I’m dying for him to get closer so I can touch him.

“You know I promised you something the last time we were together,” he says as he joins me on the bed, the mattress creaking from his weight as he crawls toward me.

“You did?” I scoot back as he comes forward, until my back is against a pile of pillows. He has a predatory gleam in his brilliant green eyes that both scares and thrills me.

“Yeah.” He’s over me, his knees on either side of my hips, straddling me. I stare up at him and curl my fingers around the waistband of his jeans, my knuckles grazing hot, bare skin. His eyelids flicker the slightest bit, his only outward reaction to my touching him. “I said next time I would make you come with my mouth.”

I immediately let go of him, my cheeks so hot they feel like they could burst into flame. Closing my eyes, I hear him chuckle, feel him move over me, his spicy fall-like scent washing over me as I inhale deep.

“Don’t be shy, Chels,” he whispers against my lips right before he kisses me. “You know you want it.”

He’s right. I do. Oh God, I so do. I want everything Owen is willing to give me. There is so much I don’t know, so much he could show me. When I’m with him I feel greedy. Insatiable. Completely and totally out of control.

And I like it.

“I want this to be good for you. I want to make sure you’re ready,” he says, his voice soft and solemn. My heart lodges in my chest and I’m at a loss as to how to respond.

But he kisses me before I can say anything, do anything, and it’s as if his tongue knows just what to do to shut my brain down. It goes blank, until all I can focus on is his tongue swirling around mine, his gentle hands skimming over my skin, encouraging me to remove my shirt, which I do as if in a daze, opening my eyes so I can watch him. He’s touching my chest, his mouth at my collarbone, his fingers drifting over the tops of my breasts. He’s so patient, which shocks me.
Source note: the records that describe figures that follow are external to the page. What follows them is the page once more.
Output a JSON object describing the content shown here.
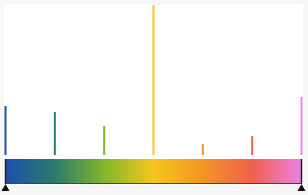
{
  "chart_data": {
    "type": "stem",
    "x": [
      0,
      1,
      2,
      3,
      4,
      5,
      6
    ],
    "values": [
      49,
      43,
      29,
      150,
      11,
      19,
      58
    ],
    "colors": [
      "#1d4fb0",
      "#2b7b6c",
      "#82b62c",
      "#f6c51c",
      "#f39424",
      "#f0604c",
      "#ee80e6"
    ],
    "xlim": [
      0,
      6
    ],
    "xticks": [
      0,
      6
    ],
    "ylim": [
      0,
      150
    ],
    "tick_labels": false
  }
}
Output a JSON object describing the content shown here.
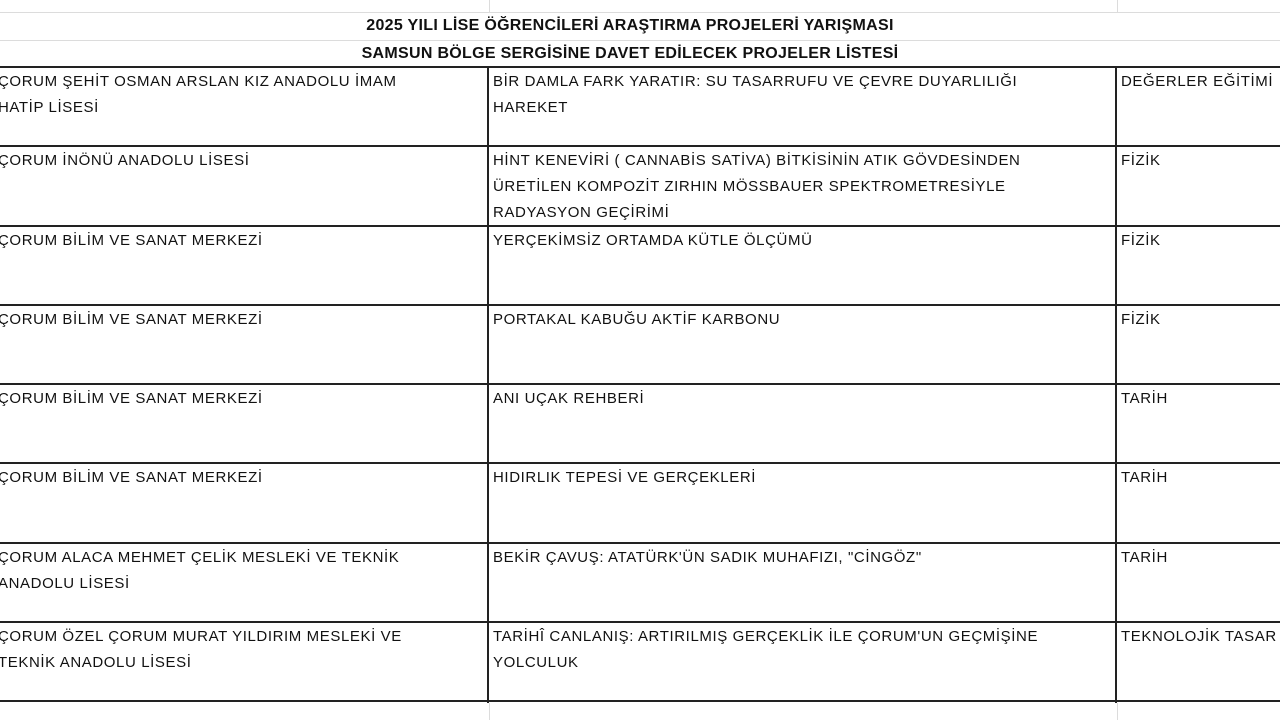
{
  "header": {
    "title": "2025 YILI LİSE ÖĞRENCİLERİ ARAŞTIRMA PROJELERİ YARIŞMASI",
    "subtitle": "SAMSUN BÖLGE SERGİSİNE DAVET EDİLECEK PROJELER LİSTESİ"
  },
  "table": {
    "rows": [
      [
        [
          "ÇORUM ŞEHİT OSMAN ARSLAN KIZ ANADOLU İMAM",
          "HATİP LİSESİ"
        ],
        [
          "BİR DAMLA FARK YARATIR: SU TASARRUFU VE ÇEVRE DUYARLILIĞI",
          "HAREKET"
        ],
        [
          "DEĞERLER EĞİTİMİ"
        ]
      ],
      [
        [
          "ÇORUM İNÖNÜ ANADOLU LİSESİ"
        ],
        [
          "HİNT KENEVİRİ ( CANNABİS SATİVA) BİTKİSİNİN ATIK GÖVDESİNDEN",
          "ÜRETİLEN KOMPOZİT ZIRHIN MÖSSBAUER SPEKTROMETRESİYLE",
          "RADYASYON GEÇİRİMİ"
        ],
        [
          "FİZİK"
        ]
      ],
      [
        [
          "ÇORUM BİLİM VE SANAT MERKEZİ"
        ],
        [
          "YERÇEKİMSİZ ORTAMDA KÜTLE ÖLÇÜMÜ"
        ],
        [
          "FİZİK"
        ]
      ],
      [
        [
          "ÇORUM BİLİM VE SANAT MERKEZİ"
        ],
        [
          "PORTAKAL KABUĞU AKTİF KARBONU"
        ],
        [
          "FİZİK"
        ]
      ],
      [
        [
          "ÇORUM BİLİM VE SANAT MERKEZİ"
        ],
        [
          "ANI UÇAK REHBERİ"
        ],
        [
          "TARİH"
        ]
      ],
      [
        [
          "ÇORUM BİLİM VE SANAT MERKEZİ"
        ],
        [
          "HIDIRLIK TEPESİ VE GERÇEKLERİ"
        ],
        [
          "TARİH"
        ]
      ],
      [
        [
          "ÇORUM ALACA MEHMET ÇELİK MESLEKİ VE TEKNİK",
          "ANADOLU LİSESİ"
        ],
        [
          "BEKİR ÇAVUŞ: ATATÜRK'ÜN SADIK MUHAFIZI, \"CİNGÖZ\""
        ],
        [
          "TARİH"
        ]
      ],
      [
        [
          "ÇORUM ÖZEL ÇORUM MURAT YILDIRIM MESLEKİ VE",
          "TEKNİK ANADOLU LİSESİ"
        ],
        [
          "TARİHÎ CANLANIŞ: ARTIRILMIŞ GERÇEKLİK İLE ÇORUM'UN GEÇMİŞİNE",
          "YOLCULUK"
        ],
        [
          "TEKNOLOJİK TASAR"
        ]
      ]
    ]
  }
}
He’s usually impatient and impulsive with everything else in his life, it seems, but not with me.

Never with me.

“I love touching you,” he whispers as his fingers go for the front clasp of my bra. It unsnaps easily, the cups loosening, and then he’s pushing them out of the way, his fingers, his palms brushing against my sensitive skin, and I shiver. “Your skin is so soft.” He tugs the straps down my arms, pulls the bra off me, and then he’s kissing my skin, his lips wrapping around my nipple and drawing it deep into his mouth. A jolt of electricity pulses between my legs and I smooth my hand over his hair, whimper when he sucks my flesh harder.

I love how he seems to savor me.

His impatience finally comes over him and he’s pulling off my pants, taking my panties along with them. I kick them off, trying to fight off the embarrassment of being naked in front of him. I’ve done this before. He’s seen me like this before, but not with the lights on. And that lamp sitting on his bedside table is distracting me.

“I’m not turning it off,” he whispers, reading my mind as he kicks off his own jeans and underwear. I try not to stare but I can’t help it. He’s just so beautifully formed, so perfectly male. “I want to see you.”

Before I can protest, he’s kissing me again, his mouth working its magic, his hand trailing down my stomach until it’s between my legs, testing me. Arousing me. He moans against my lips, a sound of utter male satisfaction, and then he’s gone. Kissing his way down my shivering body, his lips hot against my skin.